Вынос дела - Дарья Донцова
Шрифт:
Интервал:
Закладка:
– Дай деньги вечером, – потребовала сестра.
– Бери сейчас, вот же они лежат, – удивился брат.
– Нет, лучше вечером, – стояла на своем Маня.
– Что за чушь, – начал вскипать Кеша, – протяни руку и возьми.
– Я привыкла получать деньги на расходы ближе к ночи, – не сдавалась Маруся.
– Да какая разница?
– Большая.
– Какая?
– Большая!!!
– Какая?
– Отвяжись, – завопила Маня, – люблю класть деньги в кошелек в пол-одиннадцатого!
– А я, – раздельно произнес Кеша, – привык в это время укладываться спать, и мне не нравится, когда ты влетаешь с криком в мою спальню!
– Не собираюсь из-за тебя менять привычки, – продолжала вопить Маня, – мне всю жизнь дают деньги после десяти вечера, и сегодняшний не будет исключением!
– Дура!
– Сам дурак!
– Кеша, – поспешила я вмешаться в конструктивную беседу, – уступи ребенку, ну что ты как маленький!
– Действительно, – добавила Маня, – и чего уперся рогом? Возьму в пол-одиннадцатого!
– Хороша малышка, – кипел брат, – да ей замуж скоро! Впрочем, ни один муж это сокровище не вынесет! Упрямая, вздорная и глупая!

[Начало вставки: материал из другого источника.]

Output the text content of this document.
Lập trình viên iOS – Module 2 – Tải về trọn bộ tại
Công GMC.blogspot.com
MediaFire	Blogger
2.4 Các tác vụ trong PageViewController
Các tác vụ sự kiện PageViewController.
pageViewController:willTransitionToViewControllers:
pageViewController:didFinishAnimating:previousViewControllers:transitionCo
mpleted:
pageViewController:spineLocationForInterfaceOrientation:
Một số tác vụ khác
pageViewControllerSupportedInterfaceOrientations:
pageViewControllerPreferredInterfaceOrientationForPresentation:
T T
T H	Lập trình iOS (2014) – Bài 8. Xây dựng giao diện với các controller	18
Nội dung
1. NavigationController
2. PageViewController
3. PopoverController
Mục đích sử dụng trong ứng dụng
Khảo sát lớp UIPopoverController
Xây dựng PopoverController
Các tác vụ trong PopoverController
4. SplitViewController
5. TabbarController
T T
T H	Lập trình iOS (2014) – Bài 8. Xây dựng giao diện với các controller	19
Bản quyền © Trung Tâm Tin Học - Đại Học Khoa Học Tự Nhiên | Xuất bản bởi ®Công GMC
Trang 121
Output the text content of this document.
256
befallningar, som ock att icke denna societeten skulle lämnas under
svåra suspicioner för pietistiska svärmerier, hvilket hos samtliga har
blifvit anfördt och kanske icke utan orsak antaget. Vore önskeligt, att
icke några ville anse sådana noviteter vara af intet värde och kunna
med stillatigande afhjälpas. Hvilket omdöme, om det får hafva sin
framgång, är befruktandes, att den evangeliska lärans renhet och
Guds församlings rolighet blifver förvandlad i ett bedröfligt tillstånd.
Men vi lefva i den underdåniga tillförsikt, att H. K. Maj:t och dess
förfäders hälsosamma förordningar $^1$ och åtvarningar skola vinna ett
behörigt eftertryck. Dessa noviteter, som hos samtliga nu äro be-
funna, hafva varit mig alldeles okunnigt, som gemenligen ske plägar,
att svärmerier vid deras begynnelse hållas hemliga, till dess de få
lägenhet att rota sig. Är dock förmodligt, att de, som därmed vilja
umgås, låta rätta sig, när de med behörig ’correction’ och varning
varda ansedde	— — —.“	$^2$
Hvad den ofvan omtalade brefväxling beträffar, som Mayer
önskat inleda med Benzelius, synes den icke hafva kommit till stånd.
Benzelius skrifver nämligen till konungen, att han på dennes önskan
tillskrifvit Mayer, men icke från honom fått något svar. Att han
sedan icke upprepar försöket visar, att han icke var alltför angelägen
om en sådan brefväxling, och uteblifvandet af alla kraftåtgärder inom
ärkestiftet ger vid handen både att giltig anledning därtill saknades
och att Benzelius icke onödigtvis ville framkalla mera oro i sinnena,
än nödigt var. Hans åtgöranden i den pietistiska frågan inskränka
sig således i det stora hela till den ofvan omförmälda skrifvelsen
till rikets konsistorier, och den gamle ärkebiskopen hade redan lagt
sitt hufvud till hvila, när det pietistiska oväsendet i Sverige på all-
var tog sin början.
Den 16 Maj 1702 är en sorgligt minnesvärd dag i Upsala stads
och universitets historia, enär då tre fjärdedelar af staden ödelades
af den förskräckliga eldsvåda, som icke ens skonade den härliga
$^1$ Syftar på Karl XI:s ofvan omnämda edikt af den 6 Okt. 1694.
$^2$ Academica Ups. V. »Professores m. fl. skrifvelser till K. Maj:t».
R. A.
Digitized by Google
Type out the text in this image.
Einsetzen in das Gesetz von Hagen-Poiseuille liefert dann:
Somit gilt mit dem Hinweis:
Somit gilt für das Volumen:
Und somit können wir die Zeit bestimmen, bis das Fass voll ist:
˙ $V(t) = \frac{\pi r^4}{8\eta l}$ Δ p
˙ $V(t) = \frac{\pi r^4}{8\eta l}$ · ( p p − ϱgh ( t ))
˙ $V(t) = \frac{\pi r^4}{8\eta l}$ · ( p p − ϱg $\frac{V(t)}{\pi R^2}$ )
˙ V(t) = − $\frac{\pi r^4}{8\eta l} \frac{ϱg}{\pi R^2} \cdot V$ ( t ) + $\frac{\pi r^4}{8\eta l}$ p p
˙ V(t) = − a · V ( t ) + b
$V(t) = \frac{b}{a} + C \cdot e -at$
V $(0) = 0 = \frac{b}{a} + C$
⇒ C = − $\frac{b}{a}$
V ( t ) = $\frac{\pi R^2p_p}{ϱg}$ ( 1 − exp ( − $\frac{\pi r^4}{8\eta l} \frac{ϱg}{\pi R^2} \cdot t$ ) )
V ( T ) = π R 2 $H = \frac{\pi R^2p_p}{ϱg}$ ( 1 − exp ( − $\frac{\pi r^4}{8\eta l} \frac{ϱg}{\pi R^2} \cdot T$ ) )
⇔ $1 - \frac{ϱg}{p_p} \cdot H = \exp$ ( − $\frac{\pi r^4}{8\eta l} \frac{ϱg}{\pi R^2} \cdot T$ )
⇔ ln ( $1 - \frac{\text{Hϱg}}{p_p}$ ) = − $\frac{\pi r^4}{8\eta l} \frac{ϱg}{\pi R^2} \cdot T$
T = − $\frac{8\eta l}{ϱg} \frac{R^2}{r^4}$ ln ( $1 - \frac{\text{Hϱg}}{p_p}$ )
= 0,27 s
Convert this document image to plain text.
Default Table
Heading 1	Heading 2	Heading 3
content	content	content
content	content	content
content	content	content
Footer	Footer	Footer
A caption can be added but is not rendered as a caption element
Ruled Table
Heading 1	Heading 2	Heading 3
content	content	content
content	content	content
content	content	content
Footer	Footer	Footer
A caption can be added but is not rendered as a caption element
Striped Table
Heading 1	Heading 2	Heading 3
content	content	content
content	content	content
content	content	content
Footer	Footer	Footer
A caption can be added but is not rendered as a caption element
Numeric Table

– Зато учусь на пятерки, – отрезала Маня, – а ты двоечник был и маму с Наташей до обморока доводил.
И это святая правда. Я сдуру отдала его в школу слишком рано. До семи не хватало ровно месяца, а в классе на соседних партах сидели восьмилетки. К тому же Кеша был невероятно подвижным ребенком, и, пока все остальные смирно писали «жи» и «ши», мой елозил по столу и задавал дурацкие вопросы. Да еще первая учительница досталась нам строгая, если не сказать жестокая. Возраст у Евдокии Терентьевны подкатывал к семидесяти, шум и крик ее раздражали, а особенно не любила она непоседливых мальчиков. Вообще в наших школах, по моим наблюдениям, педагогам больше всего нравятся больные девочки. Сидят тихо, бегать на переменах у них нет сил, а вопросы не задают от полной апатичности; часто болеют, и тогда в классе значительно меньше учеников. Ну сами посудите, есть разница – сорок детей беснуются на уроке или тридцать! По мне, так и то, и то слишком много, вузовские преподаватели привыкли к маленьким группам, но школьные учителя не слишком избалованы и всегда рады эпидемии гриппа, свинки или кори…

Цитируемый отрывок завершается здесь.